Ingrepen met mogelijke (negatief) significante gevolgen op de instandhoudingsdoelstellingen van het beschermde gebied zijn niet toegestaan, tenzij een vergunning kan worden verkregen. Aan het verlenen van een vergunning zijn voorwaarden verbonden, deze zijn vastgelegd in artikel 19d (en volgende) Nb-wet.

Ten westen van het plangebied ligt op circa 1,6 kilometer het Natura 2000-gebied Coepelduynen. Dit gebied is op 16 februari 2010 door de minister van LNV definitief aangewezen als Natura 2000-gebied en betreft zowel een Vogelrichtlijn- als habitatrichtlijngebied. Momenteel wordt een beheerplan voor dit gebied opgesteld. Daarnaast ligt op 2,7 kilometer ten noorden van het plangebied het Natura 2000-gebied Kennemerland-Zuid (formele aanwijzing nog niet afgerond). Ten zuiden ligt op 4,7 kilometer het Natura 2000-gebied Meijendel & Berkheide (formele aanwijzing nog niet afgerond) .

Conclusie en aanbevelingen voor de planopzet

  • Het plan moet rekening houden met de instandhoudingsdoelstellingen van Natura 2000-gebieden en mag geen ontwikkelingen mogelijk maken die leiden tot significante aantasting daarvan.

Natuurbeschermingswet
De Natuurbeschermingswet 1998 is op 1 oktober 2005 gewijzigd. Sindsdien zijn de bepalingen vanuit de Europese Vogelrichtlijn en Habitatrichtlijn in de Natuurbeschermingswet verwerkt. De volgende gebieden worden aangewezen en beschermd op grond van de Natuurbeschermingswet:

  • Natura 2000-gebieden (Vogelrichtlijn- en Habitatrichtlijngebieden);
  • Beschermde Natuurmonumenten;
  • Wetlands.

De gewijzigde Natuurbeschermingswet 1998 biedt onder andere de juridische basis voor vergunningverlening. De wet bepaalt dat projecten die de kwaliteit van de habitats kunnen verslechteren of die een verstorend effect kunnen hebben op de soorten, niet mogen plaatsvinden zonder vergunning. Bij ruimtelijke ingrepen dient er altijd te worden nagegaan of er een vergunning nodig is op grond van de gewijzigde Natuurbeschermingswet 1998.

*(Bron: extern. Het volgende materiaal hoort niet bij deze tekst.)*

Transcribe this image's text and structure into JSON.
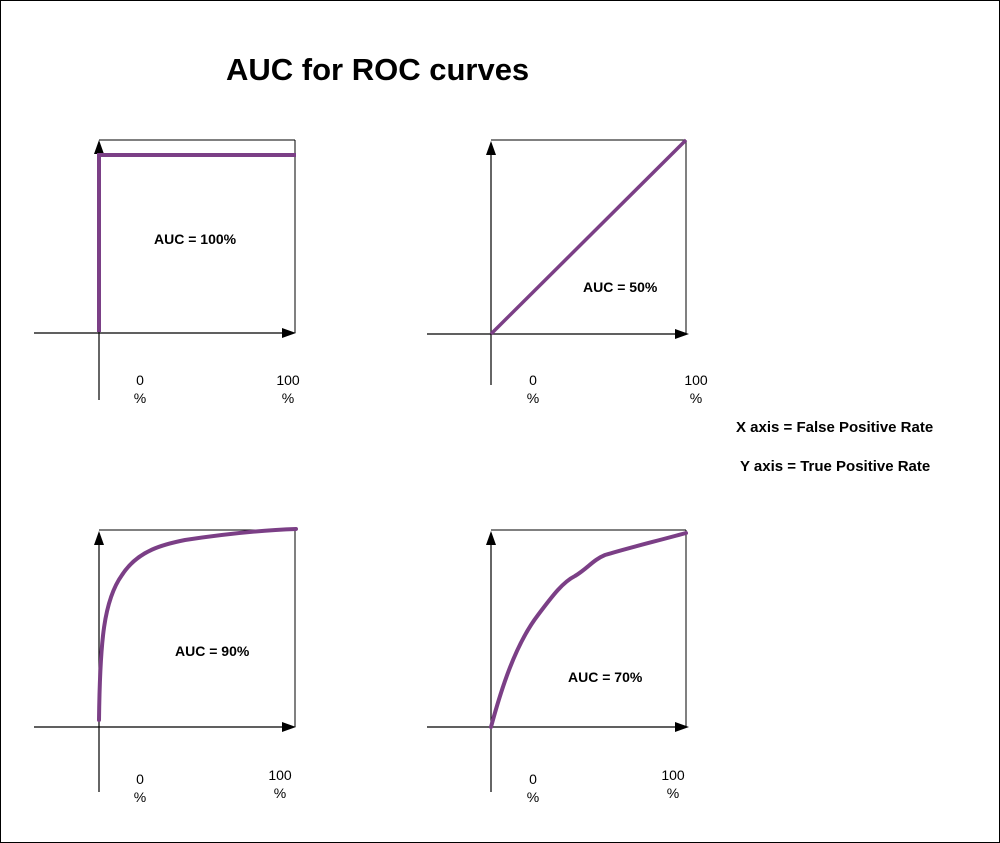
{
  "title": "AUC for ROC curves",
  "legend": {
    "x_axis": "X axis = False Positive Rate",
    "y_axis": "Y axis = True Positive Rate"
  },
  "colors": {
    "curve": "#7b3f86",
    "axis": "#000000"
  },
  "panels": [
    {
      "auc_label": "AUC = 100%",
      "tick_start": {
        "value": "0",
        "unit": "%"
      },
      "tick_end": {
        "value": "100",
        "unit": "%"
      }
    },
    {
      "auc_label": "AUC = 50%",
      "tick_start": {
        "value": "0",
        "unit": "%"
      },
      "tick_end": {
        "value": "100",
        "unit": "%"
      }
    },
    {
      "auc_label": "AUC = 90%",
      "tick_start": {
        "value": "0",
        "unit": "%"
      },
      "tick_end": {
        "value": "100",
        "unit": "%"
      }
    },
    {
      "auc_label": "AUC = 70%",
      "tick_start": {
        "value": "0",
        "unit": "%"
      },
      "tick_end": {
        "value": "100",
        "unit": "%"
      }
    }
  ]
}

In het vergunningentraject speelt het voorzorgsbeginsel een belangrijke rol. Het voorzorgbeginsel houdt in dat alle aspecten die met een project samenhangen (zowel op zichzelf als in combinatie met andere projecten) en de instandhoudingsdoelstellingen in gevaar kan brengen, moeten worden onderzocht. Toestemming wordt alleen verleend als op basis van de beste wetenschappelijke kennis zekerheid kan worden verschaft dat het project de instandhoudingsdoelstellingen niet in gevaar brengt.

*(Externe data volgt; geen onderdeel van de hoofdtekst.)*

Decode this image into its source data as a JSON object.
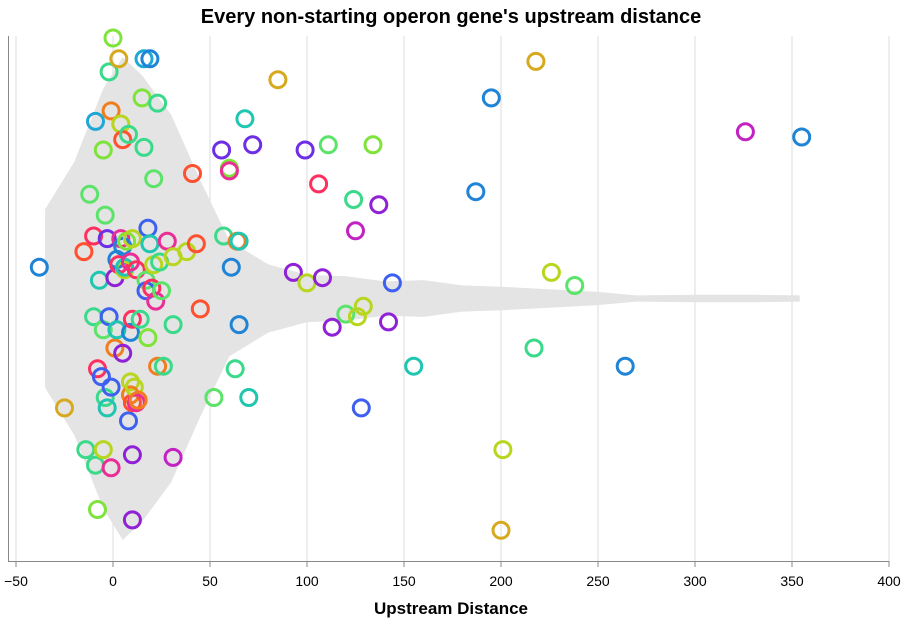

Conclusie en aanbevelingen voor de planopzet

  • De bescherming van Natura 2000-gebieden is verankert in de Natuurbeschermingswet. Hieruit vloeit dus eveneens voort dat het plan rekening moet houden met de instandhoudingsdoelstellingen van Natura 2000-gebieden en geen ontwikkelingen mogelijk mag maken die leiden tot significante aantasting daarvan.

Beleid

Beleidsplan Groen
Het streven van Noordwijk om zich te ontwikkelen tot een brede kwaliteitsbadplaats voor jong en oud en het hiermee samenhangende ambitieniveau met betrekking tot de omgevingskwaliteit heeft geleid tot een visie op de groenstructuur vastgelegd in het Beleidsplan Groen (BPG). Het BPG kan beschouwd worden als een uitwerking van de groene component van de Ruimtelijke Structuurvisie Noordwijk 2030 voor de periode 2008-2018.

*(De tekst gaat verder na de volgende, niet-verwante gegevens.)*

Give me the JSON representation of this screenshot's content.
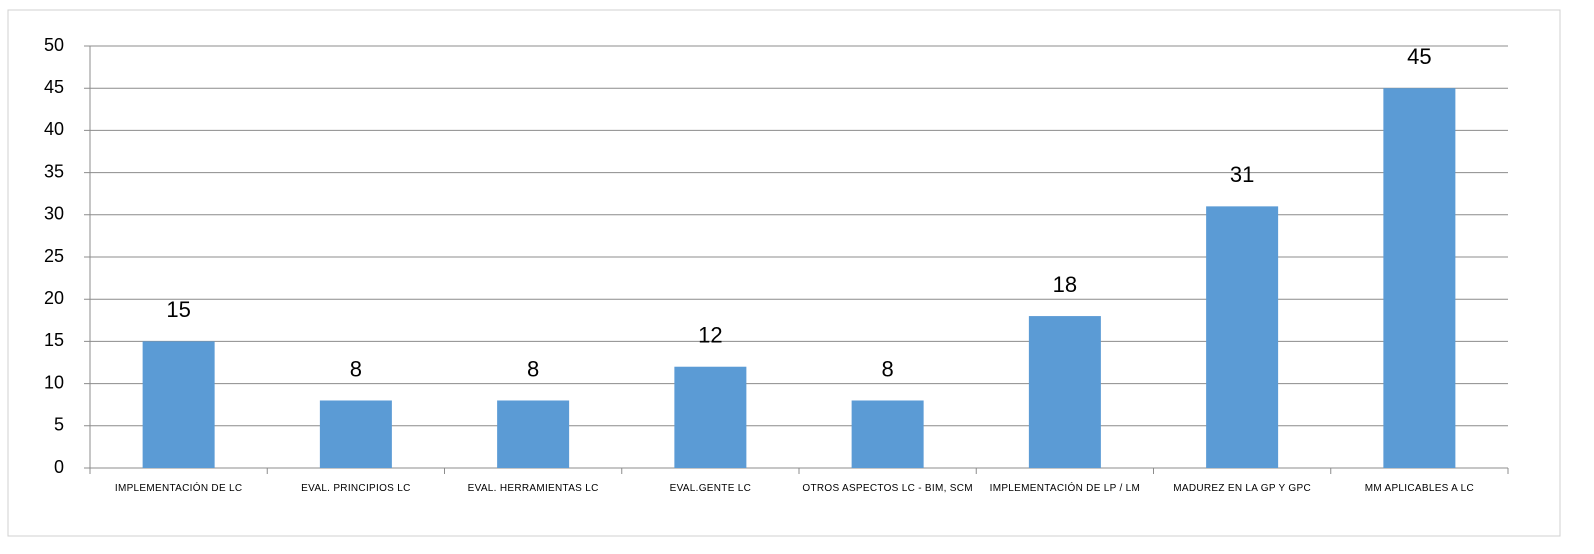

De strook langs de N206 in het zuidoosten van het gebied vormt een onderdeel van de ecologische verbinding in de provinciaal ecologische hoofdstructuur. De verbindingszone zorgt er voor dat het landgoed betrokken wordt bij de ecologische hoofdstructuur. Het landgoed met aangrenzende weilanden is namelijk een cultureel-historisch en ecologisch waardevol element en fungeert als belangrijke drager van het groene oostelijke dorpsrandgebied van Noordwijk-Binnen.

De ecologische waarde van deze zone kan worden vergroot door deze intern te versterken en zuidwaarts, langs de provinciale weg N206, te ontwikkelen, door middel van het aanbrengen van boselementen afgewisseld met graslanden. Hierdoor ontstaat aan de oostzijde van Noordwijk, aansluitend op het natuurgebied Polder Hoogeweg (weidevogelgebied), een krachtige drager van de groene geleding, die tevens toeristisch-recreatief aantrekkelijk is en aansluit op de historische karakteristieken. Relevante uitgangspunten voor het plangebied afkomstig uit het beleidsplan groen zijn:

  • Realiseren van een aantrekkelijk wandel-/uitloopgebied voor Noordwijk.
  • Ecologisch beheer, en waar mogelijk de natuur grootschalig tot dicht bij Noordwijk-Binnen brengen.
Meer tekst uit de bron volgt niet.